El Evangelio no nos da el nombre de esta mujer, solo su diagnóstico: padecía hemorragias desde hacía doce años.
Su enfermedad era crónica, y la mujer era conocida como “la hemorroísa”. En tiempos de Jesús, la enfermedad era
considerada como un castigo del cielo: el enfermo era alguien que había sido abandonado por Dios. Esta mujer estaba
profundamente enferma: con su cuerpo sangrante, perdía vida y vigor. Y no solo estaba enfermo su cuerpo, sino también
su espíritu, ya que a causa de los flujos de sangre era considerada impura. La ley de Moisés era clara al respecto: la mujer
que padezca flujos de sangre permanecerá impura mientras duren sus hemorragias. ¿Qué significaba estar impura? Nadie
se le podía acercar ni tocar su cuerpo, no podía entrar al templo ni a la sinagoga para la oración, y todos la discriminaban
pensando: “Algo habrá hecho esta mujer para padecer tanta impureza...”. Humillada y enferma, sin curación y sin
esperanzas...
¡Cuánto sufrimiento y cuánto cansancio! Había hecho todo lo posible por curarse, cuántos médicos visitados, todos sus
bienes gastados a fin de recuperar su salud y su dignidad... ¡Y nada había resultado! Vivía una vida de soledad,
desconsuelo y desesperanza, pero un día oyó hablar de Jesús, de su bondad, de su mirada misericordiosa hacia todos los
marginados, de cómo había curado a tantos enfermos y cuánto amaba a los que el mundo consideraba impuros o “fuera de
la ley”. La esperanza comenzó a renacer en su corazón.
Se acercó despacio, pero segura, sin que nadie se diera cuenta, y escondida entre la multitud que apretaba a Jesús por
todos lados, silenciosamente, tocó su manto. Jesús se dio cuenta enseguida de que alguien lo había tocado. Sintió la
fuerza que había salido de él y la enorme fe de aquella mujer.
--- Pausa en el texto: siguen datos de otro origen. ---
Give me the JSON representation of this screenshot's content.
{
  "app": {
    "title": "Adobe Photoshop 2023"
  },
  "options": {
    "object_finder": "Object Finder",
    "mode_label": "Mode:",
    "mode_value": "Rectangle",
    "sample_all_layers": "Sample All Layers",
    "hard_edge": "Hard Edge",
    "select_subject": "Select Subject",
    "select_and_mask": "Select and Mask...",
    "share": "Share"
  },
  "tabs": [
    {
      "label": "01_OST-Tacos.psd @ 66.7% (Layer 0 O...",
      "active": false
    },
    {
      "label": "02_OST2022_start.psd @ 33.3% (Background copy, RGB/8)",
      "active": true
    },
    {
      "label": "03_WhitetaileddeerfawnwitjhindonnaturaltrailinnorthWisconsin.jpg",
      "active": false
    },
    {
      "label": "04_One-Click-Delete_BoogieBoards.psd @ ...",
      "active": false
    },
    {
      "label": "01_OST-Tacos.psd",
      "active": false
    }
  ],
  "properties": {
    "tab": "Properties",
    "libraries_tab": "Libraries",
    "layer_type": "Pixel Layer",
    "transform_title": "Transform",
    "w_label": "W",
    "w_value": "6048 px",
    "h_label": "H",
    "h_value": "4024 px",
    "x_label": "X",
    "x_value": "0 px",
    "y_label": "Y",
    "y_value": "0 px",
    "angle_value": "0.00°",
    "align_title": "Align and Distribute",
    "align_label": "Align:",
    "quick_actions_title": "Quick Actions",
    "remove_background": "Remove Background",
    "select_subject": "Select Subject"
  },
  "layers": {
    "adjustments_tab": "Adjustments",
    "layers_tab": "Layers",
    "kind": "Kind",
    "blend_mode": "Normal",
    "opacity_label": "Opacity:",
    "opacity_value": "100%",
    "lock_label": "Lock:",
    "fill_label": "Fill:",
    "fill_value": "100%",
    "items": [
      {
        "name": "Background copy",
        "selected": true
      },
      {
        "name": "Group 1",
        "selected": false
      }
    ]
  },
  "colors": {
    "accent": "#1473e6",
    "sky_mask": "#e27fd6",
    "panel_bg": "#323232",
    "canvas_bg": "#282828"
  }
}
Quiso conocer a esa persona y tener un encuentro personal
con ella. ¡Quería revelarle el secreto de su fe! “¿Quién tocó mi manto?”. Parecía que no estaba dispuesto a moverse hasta
no conocer la verdad. La mujer temblaba de miedo y pensaba: “¿Cómo me atreví? ¿Y si alguien me reconoce y me delata?
¡Tocar a Jesús! ¡Contaminarlo con mi impureza!”. Sin embargo también ella había sentido que una fuerza extraordinaria
había recorrido todo su cuerpo y la había curado de su mal. La mirada de Jesús le dio una profunda confianza en sí misma.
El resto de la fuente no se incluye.